It was the year 2000 and I was 20 years old.
For about a month, Dad was having a strange problem. His days would start like they always would but an hour or so after he left his home, he would have to come back and take a nap.
He wasn’t doing anything strenuous. He was not a fitness enthusiast. He was into photography, baking, and various forms of lecherous behavior.
It wasn’t long before a doctor’s appointment needed to be made. I remember talking to him on the day that he was supposed to have his appointment. He said he was going to call me after to let me know how it went. It was a mid-afternoon appointment that shouldn’t have lasted more than a couple of hours.
The entire day went by and I hadn’t heard a peep from him. I called his apartment, no answer. He didn’t have a cell phone so in my mind, he was missing.
My only other option was the phone book. After 15 minutes of calling every phone number listed under his HMO that I thought was relevant I managed to track him down. He told me that they were still running tests on him, and getting everything processed was taking a lot longer than usual.

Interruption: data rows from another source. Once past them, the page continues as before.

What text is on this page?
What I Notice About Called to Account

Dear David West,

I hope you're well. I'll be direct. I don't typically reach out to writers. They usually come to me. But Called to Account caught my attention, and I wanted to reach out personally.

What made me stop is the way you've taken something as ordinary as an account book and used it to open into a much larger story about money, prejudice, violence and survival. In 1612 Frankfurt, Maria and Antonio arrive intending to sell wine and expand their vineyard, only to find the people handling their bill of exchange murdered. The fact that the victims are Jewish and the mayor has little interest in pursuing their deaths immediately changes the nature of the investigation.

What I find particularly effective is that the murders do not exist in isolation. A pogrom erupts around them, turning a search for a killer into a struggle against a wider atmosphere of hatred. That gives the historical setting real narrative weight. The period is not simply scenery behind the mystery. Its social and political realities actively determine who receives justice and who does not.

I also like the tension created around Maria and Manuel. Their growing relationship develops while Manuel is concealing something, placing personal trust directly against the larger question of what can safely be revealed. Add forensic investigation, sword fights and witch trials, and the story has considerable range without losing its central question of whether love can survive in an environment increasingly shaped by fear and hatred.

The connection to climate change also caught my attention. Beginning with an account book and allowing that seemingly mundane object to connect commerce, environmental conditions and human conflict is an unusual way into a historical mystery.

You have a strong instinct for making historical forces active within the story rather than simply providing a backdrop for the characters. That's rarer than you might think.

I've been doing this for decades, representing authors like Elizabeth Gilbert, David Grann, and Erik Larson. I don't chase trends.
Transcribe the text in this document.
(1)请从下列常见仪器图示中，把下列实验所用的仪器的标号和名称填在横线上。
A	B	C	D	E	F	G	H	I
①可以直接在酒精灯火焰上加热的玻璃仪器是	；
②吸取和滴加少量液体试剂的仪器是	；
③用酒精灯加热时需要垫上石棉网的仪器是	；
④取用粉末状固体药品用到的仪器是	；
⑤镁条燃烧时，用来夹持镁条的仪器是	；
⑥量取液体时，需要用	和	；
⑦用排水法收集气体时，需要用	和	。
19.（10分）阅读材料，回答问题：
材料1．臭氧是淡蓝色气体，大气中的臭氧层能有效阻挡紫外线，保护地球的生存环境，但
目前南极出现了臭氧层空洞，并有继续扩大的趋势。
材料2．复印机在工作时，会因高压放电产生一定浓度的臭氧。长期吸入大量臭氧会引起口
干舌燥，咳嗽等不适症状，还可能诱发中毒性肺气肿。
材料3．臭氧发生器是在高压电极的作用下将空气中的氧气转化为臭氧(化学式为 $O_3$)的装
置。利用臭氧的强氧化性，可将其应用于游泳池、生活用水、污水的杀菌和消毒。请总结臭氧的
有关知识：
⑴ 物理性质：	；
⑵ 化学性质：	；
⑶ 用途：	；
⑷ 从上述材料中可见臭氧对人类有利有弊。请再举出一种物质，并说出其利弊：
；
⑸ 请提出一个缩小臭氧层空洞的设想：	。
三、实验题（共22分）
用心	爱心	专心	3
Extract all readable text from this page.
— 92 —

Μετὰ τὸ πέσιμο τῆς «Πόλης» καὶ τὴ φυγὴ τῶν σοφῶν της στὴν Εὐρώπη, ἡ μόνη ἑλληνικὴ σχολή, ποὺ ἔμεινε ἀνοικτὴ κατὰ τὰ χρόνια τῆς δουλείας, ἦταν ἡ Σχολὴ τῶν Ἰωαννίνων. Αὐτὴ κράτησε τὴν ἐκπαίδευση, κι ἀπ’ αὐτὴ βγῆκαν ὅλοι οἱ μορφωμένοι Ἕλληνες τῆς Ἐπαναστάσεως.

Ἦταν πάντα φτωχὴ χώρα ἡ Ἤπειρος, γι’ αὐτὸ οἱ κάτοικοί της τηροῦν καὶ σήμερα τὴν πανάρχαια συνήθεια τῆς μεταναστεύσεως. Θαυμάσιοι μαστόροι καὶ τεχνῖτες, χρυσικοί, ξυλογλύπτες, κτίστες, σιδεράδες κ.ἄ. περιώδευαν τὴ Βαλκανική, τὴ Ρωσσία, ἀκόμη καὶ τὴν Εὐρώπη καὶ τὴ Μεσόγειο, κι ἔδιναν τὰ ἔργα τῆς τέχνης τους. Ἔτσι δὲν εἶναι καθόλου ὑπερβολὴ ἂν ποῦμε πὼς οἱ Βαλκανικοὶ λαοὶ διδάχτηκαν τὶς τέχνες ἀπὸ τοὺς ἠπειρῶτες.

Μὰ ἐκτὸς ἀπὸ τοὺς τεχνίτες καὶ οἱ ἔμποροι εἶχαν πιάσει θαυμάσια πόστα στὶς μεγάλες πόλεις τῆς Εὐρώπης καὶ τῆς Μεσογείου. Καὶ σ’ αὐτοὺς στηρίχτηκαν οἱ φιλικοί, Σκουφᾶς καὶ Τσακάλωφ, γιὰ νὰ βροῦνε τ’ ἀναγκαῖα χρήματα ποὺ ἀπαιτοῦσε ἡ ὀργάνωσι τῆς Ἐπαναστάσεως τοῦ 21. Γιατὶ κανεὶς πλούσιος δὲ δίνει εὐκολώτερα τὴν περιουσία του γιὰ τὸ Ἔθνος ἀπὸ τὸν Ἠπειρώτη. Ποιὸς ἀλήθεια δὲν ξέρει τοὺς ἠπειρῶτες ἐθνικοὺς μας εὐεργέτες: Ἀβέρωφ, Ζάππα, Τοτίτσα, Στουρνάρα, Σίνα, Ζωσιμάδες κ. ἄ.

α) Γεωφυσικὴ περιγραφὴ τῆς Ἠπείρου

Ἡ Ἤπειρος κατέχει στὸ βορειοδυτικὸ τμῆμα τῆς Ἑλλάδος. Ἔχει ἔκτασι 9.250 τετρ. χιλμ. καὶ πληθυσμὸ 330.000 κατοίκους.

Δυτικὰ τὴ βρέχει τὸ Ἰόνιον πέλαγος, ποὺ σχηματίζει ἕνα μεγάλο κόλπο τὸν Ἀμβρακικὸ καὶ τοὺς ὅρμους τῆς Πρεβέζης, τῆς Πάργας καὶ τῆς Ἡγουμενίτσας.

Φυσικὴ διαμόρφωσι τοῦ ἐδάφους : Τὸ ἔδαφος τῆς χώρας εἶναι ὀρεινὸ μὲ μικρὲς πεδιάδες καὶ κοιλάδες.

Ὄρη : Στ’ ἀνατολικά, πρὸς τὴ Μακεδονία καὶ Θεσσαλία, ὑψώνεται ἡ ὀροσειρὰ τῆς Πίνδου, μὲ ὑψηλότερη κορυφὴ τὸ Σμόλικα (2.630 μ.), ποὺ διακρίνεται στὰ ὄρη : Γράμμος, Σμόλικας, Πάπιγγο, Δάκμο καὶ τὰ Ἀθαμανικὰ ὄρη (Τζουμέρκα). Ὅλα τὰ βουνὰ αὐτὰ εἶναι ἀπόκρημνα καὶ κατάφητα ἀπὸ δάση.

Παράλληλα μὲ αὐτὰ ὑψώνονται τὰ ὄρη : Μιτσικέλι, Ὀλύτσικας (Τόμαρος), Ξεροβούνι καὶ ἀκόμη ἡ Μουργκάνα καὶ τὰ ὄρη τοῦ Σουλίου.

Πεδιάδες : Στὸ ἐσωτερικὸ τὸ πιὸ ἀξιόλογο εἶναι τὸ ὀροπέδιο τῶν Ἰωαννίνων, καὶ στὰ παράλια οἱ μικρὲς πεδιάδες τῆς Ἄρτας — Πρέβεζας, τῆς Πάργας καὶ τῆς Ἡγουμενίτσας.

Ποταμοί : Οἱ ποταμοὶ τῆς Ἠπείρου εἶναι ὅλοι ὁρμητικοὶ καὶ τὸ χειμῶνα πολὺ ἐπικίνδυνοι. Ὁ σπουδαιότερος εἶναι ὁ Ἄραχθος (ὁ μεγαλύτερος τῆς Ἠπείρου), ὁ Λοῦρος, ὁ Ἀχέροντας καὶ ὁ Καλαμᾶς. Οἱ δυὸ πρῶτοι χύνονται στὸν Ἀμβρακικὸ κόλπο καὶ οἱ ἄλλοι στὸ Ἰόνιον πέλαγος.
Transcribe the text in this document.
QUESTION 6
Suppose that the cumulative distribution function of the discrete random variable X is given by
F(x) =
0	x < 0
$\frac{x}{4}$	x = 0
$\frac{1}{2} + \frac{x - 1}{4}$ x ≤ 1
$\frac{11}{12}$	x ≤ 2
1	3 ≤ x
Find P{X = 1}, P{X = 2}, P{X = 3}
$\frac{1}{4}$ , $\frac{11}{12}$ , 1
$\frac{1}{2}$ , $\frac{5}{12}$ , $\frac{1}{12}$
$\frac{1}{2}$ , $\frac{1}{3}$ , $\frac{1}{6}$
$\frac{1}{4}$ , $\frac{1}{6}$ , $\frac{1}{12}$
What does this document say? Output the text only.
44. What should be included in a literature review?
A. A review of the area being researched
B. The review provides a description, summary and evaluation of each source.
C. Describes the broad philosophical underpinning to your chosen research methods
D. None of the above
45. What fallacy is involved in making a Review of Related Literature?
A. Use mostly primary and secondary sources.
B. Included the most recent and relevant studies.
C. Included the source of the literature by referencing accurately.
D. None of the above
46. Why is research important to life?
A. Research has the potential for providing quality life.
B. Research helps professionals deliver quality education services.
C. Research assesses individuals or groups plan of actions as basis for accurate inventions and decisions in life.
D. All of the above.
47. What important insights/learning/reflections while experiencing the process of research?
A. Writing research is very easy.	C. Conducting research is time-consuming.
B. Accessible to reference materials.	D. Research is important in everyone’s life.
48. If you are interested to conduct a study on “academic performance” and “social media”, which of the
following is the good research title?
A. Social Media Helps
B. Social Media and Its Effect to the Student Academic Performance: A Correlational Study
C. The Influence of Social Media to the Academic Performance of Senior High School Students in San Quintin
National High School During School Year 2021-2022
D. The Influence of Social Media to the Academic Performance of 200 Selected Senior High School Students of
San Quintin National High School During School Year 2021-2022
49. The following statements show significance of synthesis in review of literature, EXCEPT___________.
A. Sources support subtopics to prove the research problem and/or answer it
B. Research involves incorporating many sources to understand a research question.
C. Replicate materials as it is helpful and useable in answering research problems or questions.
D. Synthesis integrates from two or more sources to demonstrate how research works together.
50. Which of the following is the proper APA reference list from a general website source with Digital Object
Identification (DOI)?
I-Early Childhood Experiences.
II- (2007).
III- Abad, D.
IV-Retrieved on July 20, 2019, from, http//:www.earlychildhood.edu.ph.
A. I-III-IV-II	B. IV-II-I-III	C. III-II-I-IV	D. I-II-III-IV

He assured me that he would let me know what the verdict was when he knew.
A couple of days later I get the call from him telling me that it was colon cancer.
It wasn’t so bad at first. Physically speaking he was fine. He didn’t have trouble getting around until the last two weeks.
What was hard about the entire situation was the mental and emotional toll that it took on the both of us. Him, with his impending mortality and me, with my youthful ignorance.
My father was never a social person. It just wasn’t a part of his personality. He’d occasionally meet with someone he used to work with. But his retirement propelled him further into anti-social behavior. Prior to his diagnosis he had become slightly estranged from our family so really, he just had me.
It made it hard not to feel guilty when I’d need some time for myself.
The week before he passed away things were at their absolute worst. He was having trouble getting in and out of the shower. He had a loss of appetite as well as a complete dip in energy level. It got to the point where he needed to have a nurse visit him everyday.
The nurse was the first person who first referred to me as a caregiver. The term kind of threw me off because it was the first time that I had heard it used, let alone applied to me. She gave me a packet on what my role was and what was expected to happen. I remember thinking that everything that I read in the packet was really odd because it was all stuff that had happened, was happening, or it was something that I could see happening in the future. Talk about ‘a day late, and a dollar short’.
What a lot of people don’t realize is, is that regardless of the care giving situation, every one needs a break. The person who is ailing needs to lean on someone else for a while so that the ‘main’ care giver can recharge their batteries and feel like a normal human being. That way, everyone can take a deep breath before they get back to the task at hand.
I don’t regret anything that happened, anything that I did or anything that I did not do. I think that had I had been a little bit older, I would have had the common sense to ask for help.
Getting a break every now and again wasn’t a real problem, finding the courage to open up and talk to someone was.
On a closing note, one of the things that I remember was his morbid fascination with his predicament.
One day, we went for a drive and he starts telling me about this thing that he found on-line. It was a list of things people said to each other upon the death-bed of their loved one, or should one lover die before the other, etc.
Naturally, he posed the question to me: If I croaked next week, what would you say to me on my death-bed?
I took half a second to think about it and I said ‘Save me a spot at the table’.